For this is our office: to spy and make room,
As hiding yet guiding the foe to their doom;
Surrounding, confounding, to bait and betray
And tempt them to battle the seas’ width away.
The pot-bellied merchant foreboding no wrong
With headlight and sidelight he lieth along,
Till, lightless and lightfoot and lurking, leap we
To force him discover his business by sea.
And when we have wakened the lust of a foe,
To draw him by flight toward our bullies we go,
Till, ’ware of strange smoke stealing nearer, he flies—
Or our bullies close in for to make him good prize.
So, when we have spied on the path of their host,
One flieth to carry that word to the coast;
And, lest by false doubling they turn and go free,
One lieth behind them to follow and see.
Anon we return, being gathered again,
Across the sad valleys all drabbled with rain—
Across the grey ridges all crispèd and curled—
To join the long dance round the curve of the world.
The bitter salt spindrift: the sun-glare likewise:
The moon-track a-quiver bewilders our eyes,
Where, linking and lifting, our sisters we hail
’Twixt wrench of cross-surges or plunge of head-gale.

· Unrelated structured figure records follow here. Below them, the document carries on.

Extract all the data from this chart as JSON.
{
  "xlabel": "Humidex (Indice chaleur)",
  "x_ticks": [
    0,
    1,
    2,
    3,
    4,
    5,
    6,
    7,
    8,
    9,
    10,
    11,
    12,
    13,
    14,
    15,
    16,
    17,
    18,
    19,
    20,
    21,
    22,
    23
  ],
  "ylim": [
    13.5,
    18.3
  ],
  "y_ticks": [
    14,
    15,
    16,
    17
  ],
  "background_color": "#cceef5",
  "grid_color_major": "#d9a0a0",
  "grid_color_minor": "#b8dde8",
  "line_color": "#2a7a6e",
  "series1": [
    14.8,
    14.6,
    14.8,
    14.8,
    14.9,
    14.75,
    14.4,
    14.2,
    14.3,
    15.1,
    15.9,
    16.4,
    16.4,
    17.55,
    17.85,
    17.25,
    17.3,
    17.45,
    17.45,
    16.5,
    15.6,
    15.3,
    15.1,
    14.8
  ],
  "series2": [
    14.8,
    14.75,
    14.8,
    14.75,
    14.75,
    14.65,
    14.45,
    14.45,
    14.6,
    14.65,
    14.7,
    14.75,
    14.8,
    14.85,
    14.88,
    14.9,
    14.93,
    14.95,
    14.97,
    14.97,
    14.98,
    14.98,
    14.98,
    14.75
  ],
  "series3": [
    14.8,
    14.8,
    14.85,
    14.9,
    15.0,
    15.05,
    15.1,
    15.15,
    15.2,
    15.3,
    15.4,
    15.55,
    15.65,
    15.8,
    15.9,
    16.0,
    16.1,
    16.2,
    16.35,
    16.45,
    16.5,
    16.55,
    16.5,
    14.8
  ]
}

As maidens awaiting the bride to come forth
Make play with light jestings and wit of no worth,
So, widdershins circling the bride-bed of death,
Each fleereth her neighbour and signeth and saith:—
‘What see ye? Their signals, or levin afar?
‘What hear ye? God’s thunder, or guns of our war?
‘What mark ye? Their smoke, or the cloud-rack outblown?
‘What chase ye? Their lights, or the Daystar low down?’
So, times past all number deceived by false shows,
Deceiving we cumber the road of our foes,
For this is our virtue: to track and betray;
Preparing great battles a sea’s width away.
Now peace is at end and our peoples take heart,
For the laws are clean gone that restrainèd our art;
Up and down the near headlands and against the far wind
We are loosed (O be swift!) to the work of our kind!